Das Goethe-Institut bietet professionellen Tänzerinnen und Tänzer sowie Studierenden, die über den Tellerrand ihres traditionellen Tanzspektrums schauen möchten, mit verschiedenen Formaten die Möglichkeit, sich auszutauschen.

 

Sri Lanka ist für traditionelle Tanzstile mit beeindruckenden Kostümen und rhythmischer Musik bekannt. Diese sind auf Jahrhunderte alte Rituale und Zeremonien zurückzuführen. Es gibt drei Hauptstile, die sich in den Körperbewegungen, den Kostümen sowie der rhythmischen Untermalung unterscheiden; Der Kandyan Dance im Hochland, der Low Country Dance mit großem Einfluss durch spirituelle Rituale sowie der Sabaragamuwa Dance aus der Umgebung um Ratnapura. Im Norden Sri Lankas hingegen wurde der Tanz primär von der südindischen tamilischen Tanzgeschichte geprägt.

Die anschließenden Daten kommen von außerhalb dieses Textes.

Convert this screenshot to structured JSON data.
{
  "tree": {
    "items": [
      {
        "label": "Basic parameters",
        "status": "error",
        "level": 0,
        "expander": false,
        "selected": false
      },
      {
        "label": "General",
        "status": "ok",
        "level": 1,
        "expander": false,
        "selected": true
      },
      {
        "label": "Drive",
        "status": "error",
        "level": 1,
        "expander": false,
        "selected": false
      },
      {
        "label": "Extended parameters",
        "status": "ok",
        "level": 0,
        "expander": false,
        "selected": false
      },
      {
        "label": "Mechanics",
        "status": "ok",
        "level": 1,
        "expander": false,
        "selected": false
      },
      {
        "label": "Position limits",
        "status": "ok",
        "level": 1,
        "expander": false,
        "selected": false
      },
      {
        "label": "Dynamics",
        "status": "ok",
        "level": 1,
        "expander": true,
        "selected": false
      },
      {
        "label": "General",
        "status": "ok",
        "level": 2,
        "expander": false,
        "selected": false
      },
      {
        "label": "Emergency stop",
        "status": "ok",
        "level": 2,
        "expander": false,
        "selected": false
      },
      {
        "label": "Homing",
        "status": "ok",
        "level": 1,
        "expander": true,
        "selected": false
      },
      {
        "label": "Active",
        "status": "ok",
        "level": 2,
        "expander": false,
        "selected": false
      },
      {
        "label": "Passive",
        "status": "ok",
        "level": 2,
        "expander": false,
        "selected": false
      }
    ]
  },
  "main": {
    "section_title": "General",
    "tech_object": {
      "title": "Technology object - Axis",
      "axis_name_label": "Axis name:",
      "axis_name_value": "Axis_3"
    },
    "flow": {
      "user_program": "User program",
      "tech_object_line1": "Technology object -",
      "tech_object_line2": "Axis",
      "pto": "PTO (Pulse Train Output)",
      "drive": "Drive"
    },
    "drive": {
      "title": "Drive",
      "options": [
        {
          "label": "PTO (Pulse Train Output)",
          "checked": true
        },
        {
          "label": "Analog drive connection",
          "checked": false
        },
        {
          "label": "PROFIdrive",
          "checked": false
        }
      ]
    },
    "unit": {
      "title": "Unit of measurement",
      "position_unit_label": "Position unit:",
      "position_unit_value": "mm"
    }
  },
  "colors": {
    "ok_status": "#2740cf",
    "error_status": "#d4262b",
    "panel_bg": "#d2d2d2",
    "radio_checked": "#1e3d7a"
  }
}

2010 wurde die Colombo Dance Platform vom Goethe-Institut Sri Lanka und dem Forum für zeitgenössischen Tanz ins Leben gerufen, um zeitgenössischen Tanz in Sri Lanka zu fördern. Die alle zwei Jahre stattfindende Plattform schafft Raum für künstlerische Entfaltung, ein Forum für Diskussionen zwischen Künstler*innen mit verschiedensten Hintergründen sowie einem interessierten Publikum. Mit ein Ziel der Veranstaltung ist es, Vergangenheit, Gegenwart und Zukunft von Tanz und Choreographie darzustellen und zu reflektieren. Die Plattformen wurden von internationalen sowie sri lankanischen Akteuren aus der Tanzwelt kuratiert.

Aus der Bekanntschaft der sri lankanischen und der deutschen Tänzerinnen Venuri Perera und Lea Moro auf einer vergangenen Tanzplattform hat sich außerdem die Idee für eine deutsch-srilankanische Koproduktion entwickelt, die 2018 stattgefunden hat. 
2017 fand erstmalig ein Choreographie Camp statt, bei dem Tänzer*innen sowie Schauspieler*innen mithilfe von internationalen Mentor*innen diverse Methoden für die Konzeption von Choreographien erlernten.

Darauf aufbauend wird zwischen dem 25.11. und dem 3.12. 2018 ein Residential Dance Camp in Kalpitiya stattfinden. Mentor(inn)en aus Sri Lanka, Indien und Deutschland werden dort die Arbeiten von bis zu 10 lokalen Nachwuchschoreograph(inn)en beratend begleiten. Hierbei soll ein besonderer Fokus darauf liegen, Nachwuchschoreograph/-innen aus verschiedenen Teilen des Landes miteinzubeziehen.

Das Goethe-Institut unterstützt das Netzwerk unabhängiger Performancekünstler*innen in Sri Lanka und möchte den lokalen und internationalen Blick auf dieses Netzwerk intensivieren.